Au casting : Morgan Freeman (Insaisissables 2, Ted 2…), Michael Caine (Le Dernier Chasseur de Sorcières, Youth…) et Alan Arkin (Match Retour, Argo…) jouent les vieux comparses drôles et attendrissants, tandis que le plaisir de les revoir ensemble fait le reste – surtout que les deux premiers partagent l’affiche pour la sixième fois ! À leurs cotés, Christopher Lloyd (Sin City : J’ai Tué Pour Elle…) a toujours l’air d’un savant fou, tandis que Matt Dillon (Wayward Pines, Imogene…) et John Ortiz (Kong: Skull Island…) rajeunissent la moyenne d’âge du film. Coté femmes, Ann-Margaret et Joey King (Independence Day: Resurgence…) sont également présentes, mais en retrait dans ce film très masculin et surtout aux phares braqués sur ses acteurs principaux.

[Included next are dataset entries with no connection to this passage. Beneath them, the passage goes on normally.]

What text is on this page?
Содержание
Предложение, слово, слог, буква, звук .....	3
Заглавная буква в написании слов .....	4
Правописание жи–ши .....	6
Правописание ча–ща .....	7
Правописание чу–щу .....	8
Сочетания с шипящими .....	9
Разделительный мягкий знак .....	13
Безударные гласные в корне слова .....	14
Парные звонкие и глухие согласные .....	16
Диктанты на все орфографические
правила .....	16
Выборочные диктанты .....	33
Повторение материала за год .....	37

En conclusion, si Braquage à l’Ancienne tient la route en proposant une comédie à la fois touchante et amusante, le film doit surtout son caractère sympathique à son casting tant la touche habituelle de Zach Braff, plus souvent versé dans la crise existentielle, est inexistante. L’ensemble est correct et plaisant, mais on est loin de la comédie de l’année. À tenter, pour les acteurs.